Genomic DNA of E. canintestini 49 was isolated using the DNeasy blood and tissue kit (Qiagen) according to the manufacturer’s instructions. The sequencing library was prepared using the Nextera XT DNA library preparation kit (Illumina), and the whole genome was sequenced using an Illumina MiSeq kit v3 (2 × 300 cycles) and MiSeq sequencing technology. The reads were assembled into contiguous sequences (contigs) using the CLC Genomics Workbench v.8 (CLC bio, Aarhus, Denmark). A sequencing coverage of 200× was attained. The assembled draft genome contains 24 contigs and 2,734,830 bases, with 36.2% GC content. The genome was annotated using the NCBI Prokaryotic Genome Automatic Annotation Pipeline (PGAAP), which predicted 2,580 genes, including 2,454 coding sequences (CDS), 7 rRNAs, and 55 tRNAs. The identity of the species was determined based on the average nucleotide identity (ANI) with previously sequenced genomes in the GenBank database as calculated by the JSpecies software (4). E. canintestini 49 exhibits 98.23% ANI with the E. canintestini DSM 21207 reference genome.

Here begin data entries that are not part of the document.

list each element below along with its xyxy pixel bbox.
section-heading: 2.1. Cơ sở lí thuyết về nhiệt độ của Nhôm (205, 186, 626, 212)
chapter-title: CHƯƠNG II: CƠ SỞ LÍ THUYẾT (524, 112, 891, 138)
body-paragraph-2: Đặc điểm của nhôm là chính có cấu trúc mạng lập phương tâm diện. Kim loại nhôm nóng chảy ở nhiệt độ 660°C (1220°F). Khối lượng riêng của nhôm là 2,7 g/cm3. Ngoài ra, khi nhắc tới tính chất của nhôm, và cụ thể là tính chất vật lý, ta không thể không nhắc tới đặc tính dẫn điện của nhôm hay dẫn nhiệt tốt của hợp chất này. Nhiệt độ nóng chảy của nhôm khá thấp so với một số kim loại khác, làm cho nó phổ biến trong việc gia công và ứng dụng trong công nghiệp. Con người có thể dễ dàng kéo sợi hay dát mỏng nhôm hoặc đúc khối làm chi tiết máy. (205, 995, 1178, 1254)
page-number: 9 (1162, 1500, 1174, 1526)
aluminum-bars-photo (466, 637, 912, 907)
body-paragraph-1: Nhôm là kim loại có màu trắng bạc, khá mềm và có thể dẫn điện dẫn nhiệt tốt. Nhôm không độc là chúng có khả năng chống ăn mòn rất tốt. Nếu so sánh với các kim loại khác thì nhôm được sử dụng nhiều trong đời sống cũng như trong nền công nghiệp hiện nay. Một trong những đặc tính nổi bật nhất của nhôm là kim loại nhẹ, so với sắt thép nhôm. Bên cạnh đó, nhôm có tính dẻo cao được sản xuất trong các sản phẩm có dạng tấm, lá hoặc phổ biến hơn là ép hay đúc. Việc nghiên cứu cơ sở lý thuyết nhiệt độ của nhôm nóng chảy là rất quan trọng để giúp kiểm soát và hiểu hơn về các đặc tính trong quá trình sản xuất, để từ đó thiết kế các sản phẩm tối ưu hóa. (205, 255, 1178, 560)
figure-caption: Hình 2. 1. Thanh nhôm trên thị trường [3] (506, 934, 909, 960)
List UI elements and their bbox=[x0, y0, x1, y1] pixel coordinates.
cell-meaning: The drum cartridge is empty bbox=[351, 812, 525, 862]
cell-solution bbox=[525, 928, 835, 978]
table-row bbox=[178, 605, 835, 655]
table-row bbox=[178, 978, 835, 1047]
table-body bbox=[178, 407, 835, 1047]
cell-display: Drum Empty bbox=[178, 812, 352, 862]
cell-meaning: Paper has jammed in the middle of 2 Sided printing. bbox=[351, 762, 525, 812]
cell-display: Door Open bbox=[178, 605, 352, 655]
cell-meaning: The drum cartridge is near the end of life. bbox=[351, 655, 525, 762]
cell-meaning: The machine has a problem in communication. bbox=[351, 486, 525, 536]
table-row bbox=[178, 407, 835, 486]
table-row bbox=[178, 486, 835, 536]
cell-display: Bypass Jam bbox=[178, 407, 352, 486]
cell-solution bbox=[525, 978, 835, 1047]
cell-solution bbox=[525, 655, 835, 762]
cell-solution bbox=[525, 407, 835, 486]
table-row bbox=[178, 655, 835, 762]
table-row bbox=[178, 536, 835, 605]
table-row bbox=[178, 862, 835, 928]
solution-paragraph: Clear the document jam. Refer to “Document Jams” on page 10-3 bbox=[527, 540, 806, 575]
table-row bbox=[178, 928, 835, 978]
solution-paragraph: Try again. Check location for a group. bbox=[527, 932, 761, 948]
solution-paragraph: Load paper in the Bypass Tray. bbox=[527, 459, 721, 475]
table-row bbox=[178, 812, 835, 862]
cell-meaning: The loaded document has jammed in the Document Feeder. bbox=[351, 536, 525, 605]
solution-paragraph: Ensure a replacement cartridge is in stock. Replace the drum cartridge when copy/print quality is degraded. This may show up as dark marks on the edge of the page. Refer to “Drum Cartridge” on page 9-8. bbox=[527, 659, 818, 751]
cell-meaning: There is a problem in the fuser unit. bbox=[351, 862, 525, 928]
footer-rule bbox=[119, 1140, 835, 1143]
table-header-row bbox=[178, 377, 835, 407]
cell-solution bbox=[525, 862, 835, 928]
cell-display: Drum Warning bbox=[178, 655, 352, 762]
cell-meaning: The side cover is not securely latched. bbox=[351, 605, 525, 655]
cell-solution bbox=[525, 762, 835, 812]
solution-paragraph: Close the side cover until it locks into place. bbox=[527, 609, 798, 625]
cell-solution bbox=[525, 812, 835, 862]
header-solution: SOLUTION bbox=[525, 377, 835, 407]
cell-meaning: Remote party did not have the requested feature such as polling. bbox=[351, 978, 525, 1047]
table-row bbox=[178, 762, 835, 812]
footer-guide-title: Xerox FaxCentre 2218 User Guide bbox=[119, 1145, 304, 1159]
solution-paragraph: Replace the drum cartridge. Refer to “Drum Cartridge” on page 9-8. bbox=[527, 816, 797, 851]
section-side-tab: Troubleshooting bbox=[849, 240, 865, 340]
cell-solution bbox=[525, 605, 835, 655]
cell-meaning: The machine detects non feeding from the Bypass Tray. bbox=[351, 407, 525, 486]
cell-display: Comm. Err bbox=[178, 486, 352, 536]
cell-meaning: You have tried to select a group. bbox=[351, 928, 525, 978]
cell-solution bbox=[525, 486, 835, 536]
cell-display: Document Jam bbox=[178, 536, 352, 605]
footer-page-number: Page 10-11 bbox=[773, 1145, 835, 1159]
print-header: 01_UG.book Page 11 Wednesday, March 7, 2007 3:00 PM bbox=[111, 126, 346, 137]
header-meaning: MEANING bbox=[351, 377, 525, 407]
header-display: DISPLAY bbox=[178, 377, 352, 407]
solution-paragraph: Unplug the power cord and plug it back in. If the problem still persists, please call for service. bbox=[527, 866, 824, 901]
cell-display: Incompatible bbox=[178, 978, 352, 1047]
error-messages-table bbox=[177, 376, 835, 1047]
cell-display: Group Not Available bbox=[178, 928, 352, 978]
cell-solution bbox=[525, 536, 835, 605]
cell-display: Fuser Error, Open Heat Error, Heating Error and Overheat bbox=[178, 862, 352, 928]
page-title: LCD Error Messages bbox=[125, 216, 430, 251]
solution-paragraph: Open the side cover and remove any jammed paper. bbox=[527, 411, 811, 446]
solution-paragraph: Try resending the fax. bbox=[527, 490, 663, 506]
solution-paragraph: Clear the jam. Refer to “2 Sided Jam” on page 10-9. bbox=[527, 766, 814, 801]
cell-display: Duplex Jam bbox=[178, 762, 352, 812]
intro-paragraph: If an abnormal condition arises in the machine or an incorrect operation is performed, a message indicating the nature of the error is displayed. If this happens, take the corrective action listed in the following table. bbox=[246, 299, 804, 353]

BAGEL3 (5) and antiSMASH v.3 (6) analyses of the E. canintestini 49 draft genome revealed the presence of a gene cluster with 96.7% nucleotide sequence identity with a bacteriocin gene cluster in Enterococcus faecium NKR-5-3, encoding the genes involved in the biosynthesis of enterocins NKR-5-3A, -C, -D, and -Z. Enterocins NKR-5-3A and -Z comprise a class IIb two-peptide bacteriocin, enterocin NKR-5-3C is a class IIa bacteriocin that contains a YGNGL motif, and enterocin NKR-5-3D is a bacteriocin that also acts as a bacteriocin induction peptide (7, 8). Similarly, the bacteriocin gene cluster of E. canintestini 49 encodes enterocins NKR-5-3A, -Z, and -D and a homolog of enterocin NKR-5-3C that differs by 1 amino acid. BAGEL3 predicted two additional putative bacteriocin genes adjacent to the enterocin NKR-5-3ACDZ homolog gene cluster in E. canintestini 49. Production of enterocins NKR-5-3D and -Z, and one of the additional bacteriocins predicted by BAGEL3, was detected by tandem mass spectrometry (MS/MS) sequencing of several inhibitory compounds that were isolated (data not shown). Aside from the ability of E. canintestini 49 to produce multiple bacteriocins, its genome sequence does not contain genes that encode virulence factors, such as surface aggregating protein, gelatinase, enterococcal surface protein, collagen-binding adhesin, and hyalurodinase. These findings highlight the potential use of E. canintestini 49 as a probiotic.

Accession number(s).

This whole-genome shotgun project has been deposited in DDBJ/ENA/GenBank under the accession number LHUG00000000. The version described in this paper is version LHUG01000000.